The next question today will be from Mauricio Serna from UBS.
Great. I wanted to just ask about the Q3 sales figure. I just want to make sure with the puts and takes that you mentioned on the wholesale shipments. Was there like a net impact on wholesale shipments? I think there was like a pull forward from EMEA, but then some delays in and the other -- like Europe drag, so I just wanted to make sure there wasn't any impact from that front?
And then maybe could you elaborate a little bit more on how you're thinking about the overall outdoor industry demand in the U.S. going into 2025, just given that we're lapping a couple of years of tough dynamics?
I can hit the first part of that ratio with regard to the timing shifts that we saw in the quarter.

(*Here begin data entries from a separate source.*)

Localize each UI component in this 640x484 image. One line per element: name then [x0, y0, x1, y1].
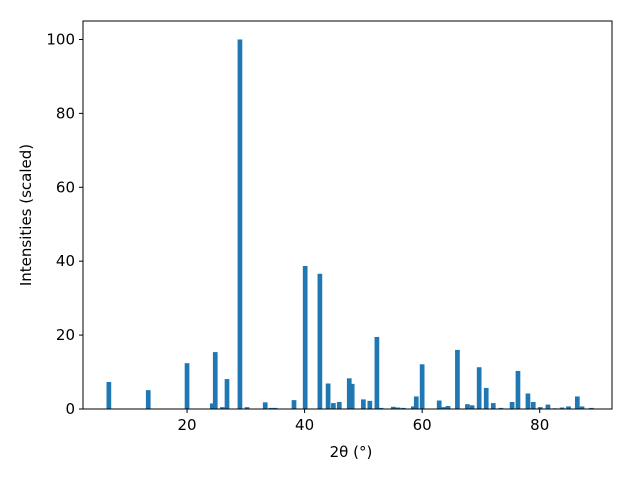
- bar: [515, 370, 521, 409]
- x-tick-label: 20: [177, 416, 196, 434]
- bar: [413, 396, 419, 409]
- bar: [574, 396, 580, 409]
- bar: [219, 407, 225, 409]
- bar: [559, 407, 565, 409]
- bar: [244, 407, 250, 409]
- bar: [374, 336, 380, 409]
- bar: [476, 367, 482, 409]
- bar: [262, 402, 268, 409]
- bar: [566, 406, 571, 409]
- bar: [302, 265, 308, 409]
- bar: [317, 273, 323, 409]
- bar: [378, 407, 384, 409]
- bar: [400, 407, 406, 409]
- plot-frame: [82, 20, 613, 410]
- bar: [331, 403, 336, 409]
- bar: [212, 352, 218, 409]
- bar: [436, 400, 442, 409]
- bar: [325, 383, 331, 409]
- bar: [579, 406, 585, 409]
- bar: [395, 407, 401, 409]
- bar: [349, 383, 355, 409]
- x-axis-label: 2θ (°): [330, 443, 373, 461]
- bar: [346, 378, 352, 409]
- bar: [445, 406, 451, 409]
- bar: [525, 393, 531, 409]
- bar: [589, 407, 594, 409]
- bar: [361, 399, 366, 409]
- x-tick-label: 60: [413, 416, 432, 434]
- y-tick-label: 0: [65, 400, 75, 418]
- bar: [465, 404, 470, 409]
- bar: [419, 364, 425, 409]
- y-tick-label: 20: [56, 326, 75, 344]
- bar: [224, 379, 230, 409]
- y-tick-label: 60: [56, 178, 75, 196]
- bar: [490, 403, 496, 409]
- bar: [390, 406, 396, 409]
- y-axis-label: Intensities (scaled): [17, 144, 35, 286]
- bar: [209, 403, 215, 409]
- bar: [272, 407, 278, 409]
- bar: [498, 407, 504, 409]
- bar: [410, 406, 416, 409]
- bar: [106, 382, 112, 409]
- bar: [545, 404, 551, 409]
- bar: [336, 401, 342, 409]
- bar: [291, 400, 297, 409]
- bar: [530, 401, 536, 409]
- bar: [483, 387, 489, 409]
- bar: [455, 349, 460, 409]
- bar: [184, 363, 190, 409]
- y-tick-label: 40: [56, 252, 75, 270]
- bar: [509, 401, 515, 409]
- bar: [237, 39, 243, 409]
- y-tick-label: 80: [56, 104, 75, 122]
- bar: [268, 407, 274, 409]
- bar: [145, 390, 151, 409]
- bar: [469, 405, 475, 409]
- x-tick-label: 40: [295, 416, 314, 434]
- y-tick-label: 100: [46, 30, 75, 48]
- bar: [367, 400, 373, 409]
- x-tick-label: 80: [530, 416, 549, 434]
- bar: [441, 407, 447, 409]
- bar: [537, 407, 543, 409]
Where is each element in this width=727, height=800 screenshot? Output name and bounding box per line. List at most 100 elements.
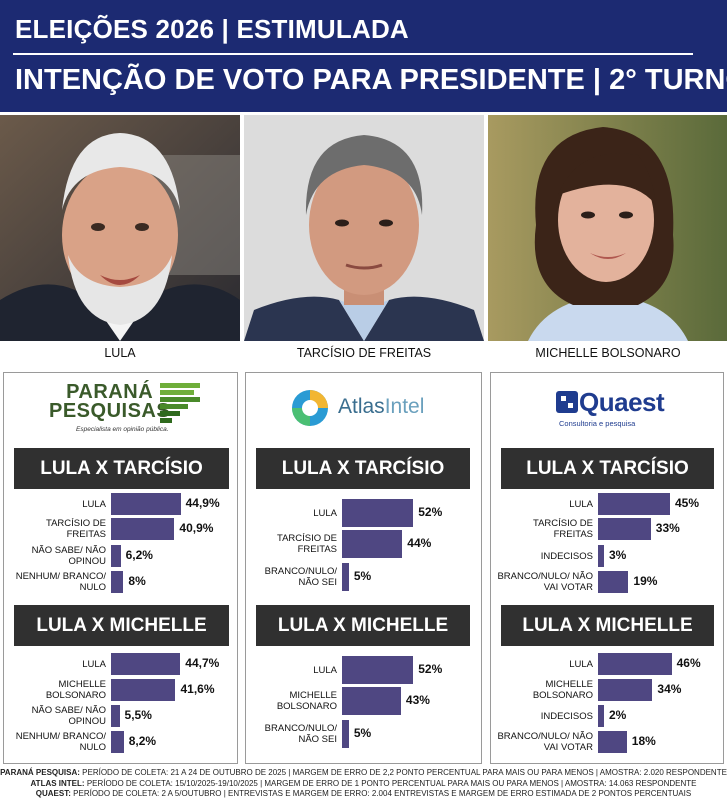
bar — [342, 720, 349, 748]
candidate-photo-tarcisio — [244, 115, 484, 341]
bar-value-label: 5% — [353, 569, 372, 583]
bar-value-label: 34% — [657, 682, 682, 696]
parana-stripes-icon — [160, 383, 200, 423]
bar — [598, 493, 670, 515]
bar-value-label: 43% — [405, 693, 430, 707]
intel-word: Intel — [384, 395, 425, 418]
matchup-header: LULA X TARCÍSIO — [14, 448, 229, 489]
bar — [598, 679, 653, 701]
portrait-man-gray-hair-icon — [244, 115, 484, 341]
bar-category-label: NÃO SABE/ NÃO OPINOU — [31, 705, 106, 727]
bar-value-label: 6,2% — [125, 548, 153, 562]
bar — [598, 571, 629, 593]
bar-value-label: 5% — [353, 726, 372, 740]
page-subtitle: INTENÇÃO DE VOTO PARA PRESIDENTE | 2° TU… — [15, 64, 727, 96]
bar — [598, 705, 604, 727]
bar-category-label: NENHUM/ BRANCO/ NULO — [15, 571, 106, 593]
bar — [111, 545, 121, 567]
bar — [111, 653, 181, 675]
atlasintel-wordmark: AtlasIntel — [338, 395, 424, 419]
panel-atlasintel: AtlasIntel LULA X TARCÍSIO LULA 52% TARCÍSI… — [245, 372, 482, 764]
bar — [598, 518, 651, 540]
header-banner: ELEIÇÕES 2026 | ESTIMULADA INTENÇÃO DE V… — [0, 0, 727, 112]
panel-parana-pesquisas: PARANÁ PESQUISAS Especialista em opinião… — [3, 372, 238, 764]
matchup-header: LULA X MICHELLE — [14, 605, 229, 646]
footer-methodology: PARANÁ PESQUISA: PERÍODO DE COLETA: 21 A… — [0, 768, 727, 800]
bar-value-label: 41,6% — [180, 682, 215, 696]
bar-category-label: MICHELLE BOLSONARO — [532, 679, 593, 701]
matchup-header: LULA X TARCÍSIO — [501, 448, 714, 489]
bar — [111, 705, 120, 727]
quaest-wordmark: Quaest — [579, 387, 665, 418]
bar-category-label: INDECISOS — [540, 550, 593, 562]
atlas-globe-icon — [292, 390, 328, 426]
matchup-header: LULA X TARCÍSIO — [256, 448, 470, 489]
panel-quaest: Quaest Consultoria e pesquisa LULA X TAR… — [490, 372, 724, 764]
candidate-name-lula: LULA — [104, 346, 136, 360]
candidate-photo-michelle — [488, 115, 727, 341]
bar-category-label: LULA — [82, 658, 106, 670]
bar — [111, 731, 124, 753]
bar-category-label: TARCÍSIO DE FREITAS — [46, 518, 106, 540]
atlasintel-logo: AtlasIntel — [246, 373, 481, 441]
bar-value-label: 44,7% — [185, 656, 220, 670]
footer-label-atlas: ATLAS INTEL: — [30, 778, 85, 788]
bar-value-label: 33% — [655, 521, 680, 535]
bar-category-label: TARCÍSIO DE FREITAS — [533, 518, 593, 540]
bar-category-label: BRANCO/NULO/ NÃO SEI — [264, 723, 337, 745]
quaest-logo: Quaest Consultoria e pesquisa — [491, 373, 723, 441]
bar-value-label: 19% — [633, 574, 658, 588]
footer-line-parana: PARANÁ PESQUISA: PERÍODO DE COLETA: 21 A… — [0, 768, 727, 779]
page-title: ELEIÇÕES 2026 | ESTIMULADA — [15, 14, 409, 44]
bar — [111, 493, 181, 515]
bar-category-label: NENHUM/ BRANCO/ NULO — [15, 731, 106, 753]
bar-category-label: BRANCO/NULO/ NÃO SEI — [264, 566, 337, 588]
bar-value-label: 18% — [631, 734, 656, 748]
bar-value-label: 52% — [418, 662, 443, 676]
portrait-woman-dark-hair-icon — [488, 115, 727, 341]
bar-category-label: LULA — [313, 507, 337, 519]
quaest-tagline: Consultoria e pesquisa — [559, 419, 636, 428]
bar — [342, 656, 414, 684]
matchup-header: LULA X MICHELLE — [256, 605, 470, 646]
bar-category-label: LULA — [569, 658, 593, 670]
bar-category-label: LULA — [313, 664, 337, 676]
bar-value-label: 5,5% — [124, 708, 152, 722]
bar — [111, 518, 175, 540]
parana-tagline: Especialista em opinião pública. — [76, 426, 169, 433]
footer-label-parana: PARANÁ PESQUISA: — [0, 768, 80, 777]
candidate-name-michelle: MICHELLE BOLSONARO — [535, 346, 681, 360]
bar — [342, 499, 414, 527]
matchup-header: LULA X MICHELLE — [501, 605, 714, 646]
bar-value-label: 46% — [676, 656, 701, 670]
bar-value-label: 3% — [609, 548, 627, 562]
parana-logo-line1: PARANÁ — [66, 381, 154, 403]
bar-value-label: 8,2% — [128, 734, 157, 748]
bar — [598, 545, 604, 567]
footer-line-quaest: QUAEST: PERÍODO DE COLETA: 2 A 5/OUTUBRO… — [0, 789, 727, 800]
bar-category-label: MICHELLE BOLSONARO — [276, 690, 337, 712]
footer-text-atlas: PERÍODO DE COLETA: 15/10/2025-19/10/2025… — [86, 778, 697, 788]
quaest-square-icon — [556, 391, 578, 413]
bar-value-label: 8% — [128, 574, 146, 588]
bar — [111, 571, 124, 593]
parana-pesquisas-logo: PARANÁ PESQUISAS Especialista em opinião… — [4, 373, 237, 441]
bar-category-label: BRANCO/NULO/ NÃO VAI VOTAR — [497, 731, 593, 753]
bar-value-label: 2% — [609, 708, 627, 722]
parana-logo-line2: PESQUISAS — [49, 400, 171, 422]
quaest-word: Quaest — [579, 387, 665, 417]
bar-value-label: 44% — [407, 536, 432, 550]
bar-category-label: BRANCO/NULO/ NÃO VAI VOTAR — [497, 571, 593, 593]
footer-text-quaest: PERÍODO DE COLETA: 2 A 5/OUTUBRO | ENTRE… — [73, 789, 692, 798]
portrait-man-white-beard-icon — [0, 115, 240, 341]
bar-category-label: INDECISOS — [540, 710, 593, 722]
candidate-photo-lula — [0, 115, 240, 341]
bar — [598, 653, 672, 675]
footer-label-quaest: QUAEST: — [35, 789, 71, 798]
bar-value-label: 44,9% — [185, 496, 220, 510]
footer-text-parana: PERÍODO DE COLETA: 21 A 24 DE OUTUBRO DE… — [82, 768, 727, 777]
bar — [598, 731, 627, 753]
bar-value-label: 52% — [418, 505, 443, 519]
bar-category-label: LULA — [82, 498, 106, 510]
bar-category-label: NÃO SABE/ NÃO OPINOU — [31, 545, 106, 567]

So this is the Full 24 season, and we did intentionally when you look at the overall season, but if you look at the quarter out of the wholesale business was down 9%.
Our projection for the full season is to be down 4%. So you can see that some of that shifting into the fourth quarter, some of which was planned, some of which was not in the unplanned components a result of some of the supply chain disruptions that we had during the quarter. Relative to the plan we had, the guidance we provided in July, that timing shift is in the order of magnitude of about $15 million to $20 million and that would have impacted our North America business and, to a degree, our European business. Those are the 2 that were most impacted.

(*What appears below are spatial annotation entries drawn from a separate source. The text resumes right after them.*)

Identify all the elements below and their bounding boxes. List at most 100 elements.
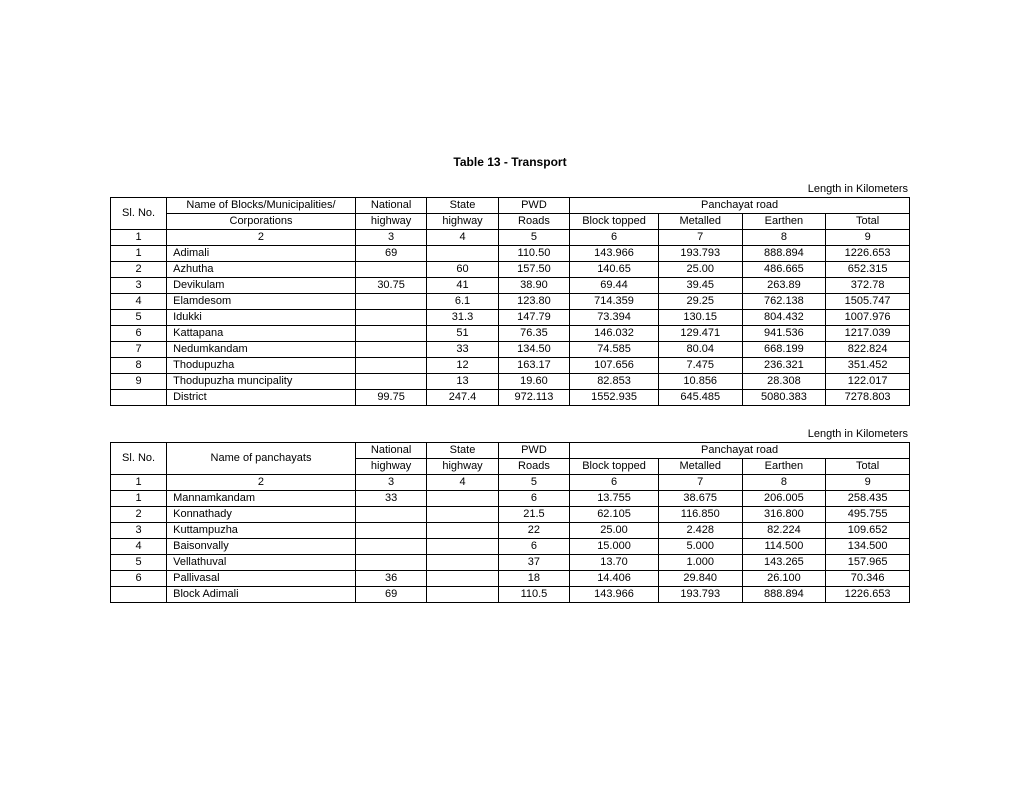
cell-ear: 941.536	[742, 326, 826, 342]
cell-ear: 888.894	[742, 246, 826, 262]
table-blocks: Sl. No.Name of Blocks/Municipalities/Nat…	[110, 197, 910, 406]
cell-sh: 41	[427, 278, 498, 294]
col-num-1: 1	[111, 230, 167, 246]
cell-ear: 486.665	[742, 262, 826, 278]
cell-tot: 258.435	[826, 491, 910, 507]
cell-name: Mannamkandam	[167, 491, 356, 507]
cell-name: Baisonvally	[167, 539, 356, 555]
cell-bt: 1552.935	[570, 390, 659, 406]
cell-met: 25.00	[658, 262, 742, 278]
cell-pwd: 76.35	[498, 326, 569, 342]
cell-name: District	[167, 390, 356, 406]
cell-sh: 13	[427, 374, 498, 390]
cell-met: 129.471	[658, 326, 742, 342]
table-row: 5Idukki31.3147.7973.394130.15804.4321007…	[111, 310, 910, 326]
table-row: 5Vellathuval3713.701.000143.265157.965	[111, 555, 910, 571]
header-slno: Sl. No.	[111, 443, 167, 475]
cell-sh	[427, 523, 498, 539]
cell-pwd: 110.50	[498, 246, 569, 262]
col-num-7: 7	[658, 230, 742, 246]
cell-nh	[355, 539, 426, 555]
header-nh-l1: National	[355, 198, 426, 214]
cell-pwd: 6	[498, 539, 569, 555]
cell-tot: 7278.803	[826, 390, 910, 406]
cell-ear: 668.199	[742, 342, 826, 358]
header-nh-l1: National	[355, 443, 426, 459]
cell-slno: 2	[111, 262, 167, 278]
cell-bt: 140.65	[570, 262, 659, 278]
cell-sh: 33	[427, 342, 498, 358]
cell-nh	[355, 374, 426, 390]
cell-met: 5.000	[658, 539, 742, 555]
cell-name: Azhutha	[167, 262, 356, 278]
table-row: 6Kattapana5176.35146.032129.471941.53612…	[111, 326, 910, 342]
cell-tot: 134.500	[826, 539, 910, 555]
cell-sh	[427, 246, 498, 262]
cell-slno: 1	[111, 246, 167, 262]
cell-name: Kuttampuzha	[167, 523, 356, 539]
cell-sh: 12	[427, 358, 498, 374]
cell-name: Kattapana	[167, 326, 356, 342]
table-row: District99.75247.4972.1131552.935645.485…	[111, 390, 910, 406]
cell-sh	[427, 571, 498, 587]
cell-slno	[111, 390, 167, 406]
cell-bt: 82.853	[570, 374, 659, 390]
cell-nh: 69	[355, 587, 426, 603]
cell-pwd: 6	[498, 491, 569, 507]
cell-tot: 122.017	[826, 374, 910, 390]
cell-met: 2.428	[658, 523, 742, 539]
col-num-7: 7	[658, 475, 742, 491]
cell-sh	[427, 555, 498, 571]
col-num-3: 3	[355, 475, 426, 491]
cell-sh	[427, 507, 498, 523]
header-pwd-l1: PWD	[498, 443, 569, 459]
table-row: 4Baisonvally615.0005.000114.500134.500	[111, 539, 910, 555]
cell-ear: 236.321	[742, 358, 826, 374]
table-row: 8Thodupuzha12163.17107.6567.475236.32135…	[111, 358, 910, 374]
cell-slno: 6	[111, 326, 167, 342]
cell-bt: 62.105	[570, 507, 659, 523]
cell-pwd: 972.113	[498, 390, 569, 406]
cell-met: 193.793	[658, 587, 742, 603]
cell-ear: 28.308	[742, 374, 826, 390]
table-row: 3Kuttampuzha2225.002.42882.224109.652	[111, 523, 910, 539]
col-num-6: 6	[570, 230, 659, 246]
cell-tot: 109.652	[826, 523, 910, 539]
cell-ear: 762.138	[742, 294, 826, 310]
header-metalled: Metalled	[658, 214, 742, 230]
cell-slno: 8	[111, 358, 167, 374]
cell-name: Thodupuzha	[167, 358, 356, 374]
cell-bt: 14.406	[570, 571, 659, 587]
cell-nh: 99.75	[355, 390, 426, 406]
cell-sh: 51	[427, 326, 498, 342]
cell-met: 116.850	[658, 507, 742, 523]
cell-met: 39.45	[658, 278, 742, 294]
table-row: 1Adimali69110.50143.966193.793888.894122…	[111, 246, 910, 262]
cell-ear: 82.224	[742, 523, 826, 539]
cell-name: Elamdesom	[167, 294, 356, 310]
header-total: Total	[826, 459, 910, 475]
header-name-l1: Name of Blocks/Municipalities/	[167, 198, 356, 214]
cell-nh: 33	[355, 491, 426, 507]
table-title: Table 13 - Transport	[110, 155, 910, 169]
cell-pwd: 157.50	[498, 262, 569, 278]
cell-tot: 1505.747	[826, 294, 910, 310]
cell-pwd: 147.79	[498, 310, 569, 326]
cell-bt: 714.359	[570, 294, 659, 310]
table-row: 9Thodupuzha muncipality1319.6082.85310.8…	[111, 374, 910, 390]
cell-ear: 888.894	[742, 587, 826, 603]
col-num-3: 3	[355, 230, 426, 246]
header-earthen: Earthen	[742, 214, 826, 230]
cell-tot: 351.452	[826, 358, 910, 374]
cell-met: 7.475	[658, 358, 742, 374]
col-num-2: 2	[167, 230, 356, 246]
header-sh-l2: highway	[427, 214, 498, 230]
cell-pwd: 110.5	[498, 587, 569, 603]
table-row: 2Konnathady21.562.105116.850316.800495.7…	[111, 507, 910, 523]
cell-name: Vellathuval	[167, 555, 356, 571]
col-num-9: 9	[826, 475, 910, 491]
cell-tot: 372.78	[826, 278, 910, 294]
table-panchayats: Sl. No.Name of panchayatsNationalStatePW…	[110, 442, 910, 603]
table-row: Block Adimali69110.5143.966193.793888.89…	[111, 587, 910, 603]
cell-ear: 804.432	[742, 310, 826, 326]
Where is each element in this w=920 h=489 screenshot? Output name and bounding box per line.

Yes, as it relates to the outdoor business in total, we believe [indiscernible] the market is very strong for outdoor apparel products. We see no movement towards more formal apparel either in the office or casually. It's really a function of people being comfortable in the outdoors and comfortable in outdoor apparel. So our expectations are that the business is going to continue to grow. We need to be getting a bigger piece of the existing pie.
And just to be clear, that $15 million, $20 million, that's like shifted out of Q3 into Q4 or the other way around? Just wanted to make sure I understood that. And just also following up on Q4. Just given how the weather has been trending. Just curious to hear if you have any sort of cancellations or is this like it's still too early and retailers would probably wait in case...
Yes. The first component of that shift of $15 million to $20 million. So if you look at the outlook that we provided in July, on the high end of our revenue outlook, we missed by about $27 million. That is $15 million to $20 million that's shifting from Q3 into Q4, where we've got later shipments as a result of some of the disruptions we've seen in supply chain wise.
So the East Coast, port strike and so forth. And then as it relates to the fourth quarter, we haven't necessarily seen meaningful cancellations as of yet. Certainly, we're a little bit later in our deliveries relative to where we ordinarily would like to see given some of the supply chain impact that we've seen, but nothing that's been outsized relative to historic levels at this point.
And there were no other questions at this time. I would now like to hand the call back to Tim Boyle for closing remarks.
Thank you, Anthony. I want to thank everyone for listening in. We are very excited about the Accelerate growth strategy and what it needs for our company. We know we're capable of growing rapidly. Now we're cold weather thrilled once that happens. So thanks for listening in. We look forward to talking to you next quarter.
Thank you. This does conclude today's conference. You may disconnect your lines at this time. Thank you for your participation.